In working with organisations, we find that a lot of business owners and CEO's operate their business on 'hunches', or assumptions about the way that things are. What if you could focus on 3 things in your business, and use them to drive huge results?
There's a common adage in business that 80% of your revenue will come from 20% of your client base.
In my experience coaching businesses, it's not always true. However, it does raise an interesting question - do you know where your revenue comes from? Asked another way: how well do you know your business, your business model, your clients, and how well it performs overall?
This is why it's important to go through your business and identify strategic metrics that will help you grow and change. It's why we employ data scientists and financial analysts - to help us see metrics in complex organisational information.
SOME QUESTIONS THAT METRICS COULD HELP WITH
Think about how everyday decisions are made:
"I have a technician employed, whose spare time is better spent cleaning the store than driving around to clients who probably won't buy anything"
"Investing in a new IT system is not worth it"
"Sending out a targeted SMS marketing campaign costs $300, and that's not worth it"

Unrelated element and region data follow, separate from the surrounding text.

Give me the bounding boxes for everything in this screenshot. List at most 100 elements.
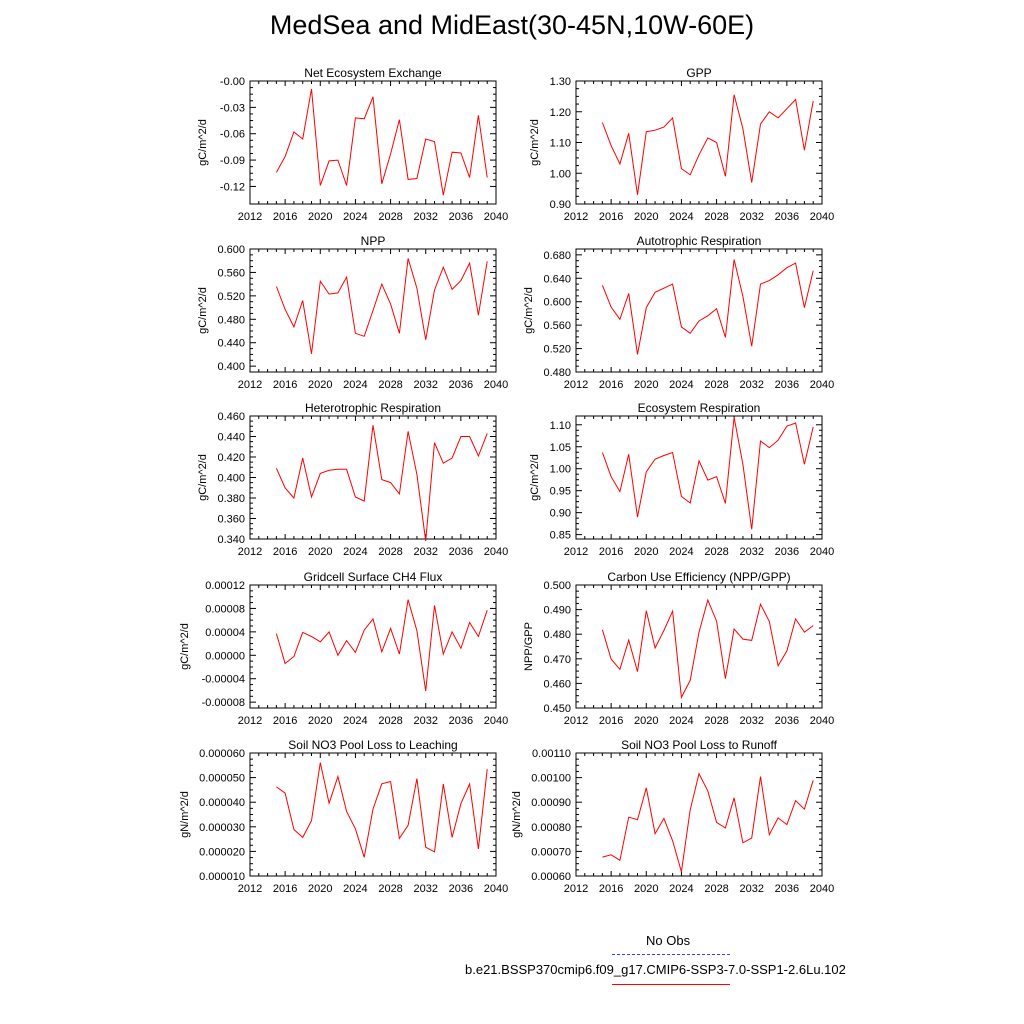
x-tick-label: 2024 bbox=[669, 211, 693, 223]
panel-title: Soil NO3 Pool Loss to Leaching bbox=[288, 738, 457, 752]
y-tick-label: 0.00000 bbox=[205, 650, 245, 662]
x-tick-label: 2012 bbox=[238, 715, 262, 727]
y-tick-label: 0.640 bbox=[543, 273, 571, 285]
y-axis-label: gN/m^2/d bbox=[511, 791, 523, 838]
y-tick-label: 1.00 bbox=[550, 464, 571, 476]
x-tick-label: 2028 bbox=[378, 883, 402, 895]
x-tick-label: 2012 bbox=[564, 715, 588, 727]
y-tick-label: 0.400 bbox=[217, 361, 245, 373]
y-axis-label: gC/m^2/d bbox=[197, 119, 209, 166]
x-tick-label: 2016 bbox=[599, 546, 623, 558]
y-tick-label: 0.420 bbox=[217, 452, 245, 464]
y-tick-label: 0.560 bbox=[543, 320, 571, 332]
y-tick-label: 0.000040 bbox=[199, 797, 245, 809]
panel-title: Soil NO3 Pool Loss to Runoff bbox=[621, 738, 778, 752]
y-tick-label: 0.85 bbox=[550, 530, 571, 542]
x-tick-label: 2040 bbox=[810, 546, 834, 558]
x-tick-label: 2032 bbox=[739, 546, 763, 558]
y-tick-label: 0.00060 bbox=[531, 871, 571, 883]
series-line bbox=[276, 762, 488, 858]
y-tick-label: 0.490 bbox=[543, 605, 571, 617]
x-tick-label: 2036 bbox=[775, 546, 799, 558]
panel-title: Carbon Use Efficiency (NPP/GPP) bbox=[607, 570, 790, 584]
y-tick-label: 0.000060 bbox=[199, 748, 245, 760]
y-axis-label: gC/m^2/d bbox=[523, 287, 535, 334]
y-tick-label: 0.340 bbox=[217, 534, 245, 546]
x-tick-label: 2040 bbox=[484, 211, 508, 223]
y-tick-label: 0.440 bbox=[217, 338, 245, 350]
x-tick-label: 2024 bbox=[669, 883, 693, 895]
x-tick-label: 2020 bbox=[634, 379, 658, 391]
y-tick-label: 0.470 bbox=[543, 654, 571, 666]
y-tick-label: 0.000050 bbox=[199, 773, 245, 785]
chart-panel-6: Ecosystem Respiration 2012 2016 2020 2024 202… bbox=[529, 401, 834, 558]
legend-sim-line bbox=[612, 984, 730, 985]
panel-title: Heterotrophic Respiration bbox=[305, 401, 441, 415]
x-tick-label: 2040 bbox=[810, 211, 834, 223]
x-tick-label: 2036 bbox=[775, 379, 799, 391]
x-tick-label: 2020 bbox=[308, 715, 332, 727]
x-tick-label: 2028 bbox=[704, 883, 728, 895]
x-tick-label: 2036 bbox=[449, 546, 473, 558]
series-line bbox=[601, 417, 814, 530]
y-tick-label: -0.00008 bbox=[202, 697, 245, 709]
y-tick-label: 0.520 bbox=[543, 344, 571, 356]
chart-panel-10: Soil NO3 Pool Loss to Runoff 2012 2016 2020… bbox=[511, 738, 834, 895]
y-tick-label: 0.360 bbox=[217, 514, 245, 526]
x-tick-label: 2040 bbox=[484, 546, 508, 558]
y-tick-label: -0.00004 bbox=[202, 674, 245, 686]
x-tick-label: 2032 bbox=[739, 211, 763, 223]
x-tick-label: 2028 bbox=[704, 546, 728, 558]
y-tick-label: 1.10 bbox=[550, 138, 571, 150]
x-tick-label: 2036 bbox=[449, 379, 473, 391]
y-tick-label: 0.000030 bbox=[199, 822, 245, 834]
x-tick-label: 2028 bbox=[378, 546, 402, 558]
x-tick-label: 2016 bbox=[273, 883, 297, 895]
panel-title: Autotrophic Respiration bbox=[637, 234, 762, 248]
x-tick-label: 2028 bbox=[378, 715, 402, 727]
x-tick-label: 2024 bbox=[669, 546, 693, 558]
y-axis-label: gC/m^2/d bbox=[179, 623, 191, 670]
y-tick-label: 0.460 bbox=[543, 678, 571, 690]
y-tick-label: 0.00012 bbox=[205, 580, 245, 592]
x-tick-label: 2024 bbox=[343, 379, 367, 391]
y-tick-label: 0.480 bbox=[543, 367, 571, 379]
page-title: MedSea and MidEast(30-45N,10W-60E) bbox=[269, 10, 755, 40]
x-tick-label: 2020 bbox=[634, 883, 658, 895]
x-tick-label: 2012 bbox=[564, 883, 588, 895]
y-tick-label: 0.000020 bbox=[199, 846, 245, 858]
y-tick-label: 0.00100 bbox=[531, 773, 571, 785]
x-tick-label: 2032 bbox=[739, 379, 763, 391]
x-tick-label: 2016 bbox=[599, 715, 623, 727]
x-tick-label: 2024 bbox=[669, 715, 693, 727]
x-tick-label: 2016 bbox=[599, 379, 623, 391]
x-tick-label: 2036 bbox=[775, 211, 799, 223]
y-tick-label: -0.12 bbox=[220, 181, 245, 193]
x-tick-label: 2020 bbox=[634, 546, 658, 558]
x-tick-label: 2016 bbox=[599, 211, 623, 223]
x-tick-label: 2032 bbox=[739, 715, 763, 727]
y-tick-label: 0.400 bbox=[217, 473, 245, 485]
x-tick-label: 2040 bbox=[484, 883, 508, 895]
y-axis-label: gC/m^2/d bbox=[529, 119, 541, 166]
x-tick-label: 2028 bbox=[378, 379, 402, 391]
plot-frame bbox=[575, 752, 823, 877]
x-tick-label: 2024 bbox=[343, 211, 367, 223]
chart-panel-8: Carbon Use Efficiency (NPP/GPP) 2012 2016 2… bbox=[523, 570, 834, 727]
x-tick-label: 2016 bbox=[273, 715, 297, 727]
plot-frame bbox=[575, 80, 823, 205]
y-tick-label: 0.000010 bbox=[199, 871, 245, 883]
panel-title: GPP bbox=[686, 66, 711, 80]
x-tick-label: 2024 bbox=[669, 379, 693, 391]
chart-panel-4: Autotrophic Respiration 2012 2016 2020 2024 2… bbox=[523, 234, 834, 391]
y-tick-label: 0.460 bbox=[217, 411, 245, 423]
x-tick-label: 2036 bbox=[449, 883, 473, 895]
x-tick-label: 2016 bbox=[273, 211, 297, 223]
y-tick-label: 0.450 bbox=[543, 703, 571, 715]
x-tick-label: 2040 bbox=[484, 379, 508, 391]
y-tick-label: 0.500 bbox=[543, 580, 571, 592]
plot-frame bbox=[575, 584, 823, 709]
y-tick-label: 0.00008 bbox=[205, 603, 245, 615]
panel-title: Ecosystem Respiration bbox=[638, 401, 761, 415]
x-tick-label: 2028 bbox=[704, 715, 728, 727]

"Presence is everything, so we're opening a new store in that shopping centre".
Everything you do in business is an investment. Every minute you are spending money. You are choosing whether you spend that money on a range of activities - meetings, phone calls, administration, lead generation, client retention, marketing etc. Good data (note here I say "good", not "lots" , and not "hard to collect") can add a significant level of insight into how you go about your business.
Data turns hunches into evidence-informed decisions, manages risk, and protects against faulty assumptions.
For me, data activities fall into 3 loose categories:
Collection: Bringing the data together
Analysis: Getting the data to tell you something
Monitoring: Once you have made changes, are they having the desired result.
Having a customised set of performance/business intelligence metrics which tell you useful things can transform your business. Data turns hunches into evidence-informed decisions, manages risk, and protects against faulty assumptions.
2 METRICS USED IN BUSINESS
To give you some examples of custom metrics I've developed with clients (relating to the questions above):
How best to spend staff time - relationships or store presentation? We took a random sample of clients who lived nearby and averaged their spend across a year. We then broke the clients into three groups - one group who had call-in's from the technician across winter, one group who received texts across winter, and another group that received nothing. We were interested in whether the spend of the group who the technician built relationships with spent more than average. Client average spend is a metric that has been used at several other decision-making points across the business. This also helped to determine the yearly yield of SMS marketing campaigns.
Is it worth investing in an IT system? The costs of IT systems and software can seem high, but the inefficiencies and waste across the business can often be hidden. In this particular business, we needed a way to benchmark electronic inefficiency, and decide whether a new system would improve things. To measure this, we looked at the number of conflicted (duplicate files where multiple users had different versions) on the server, and the number of emails by month with an attachment with "v." or "version" in the title. As the business had grown, so had the number of conflicted files and the number of versions of documents flying everywhere. The average email trail length around a "version" attachment was also very long, showing that there was lots of discussion around various versions of documents. Once we started to realise the extent of duplication and communication around version control, the cost of collaboration and cloud storage didn't seem so high after all.
THREE STEPS TO DESIGN YOUR OWN BUSINESS METRICS
In my opinion, there is no one-size-fits-all approach to metrics - they are best designed based on the needs of the client. If you want to do this, I would suggest the following:
What questions do you need to answer? Be very specific, and ask all of the people involved around the problem - different perspectives can open up new possibilities;
What data or indicators will tell us what we want to know? I usually believe all of the data already exists if we can work out how to access/use it.
How can we produce something useful to us? How can the data be displayed or translated for those who need to use it? All of the data in the world is no use if you can't get it in the right hands in the right way.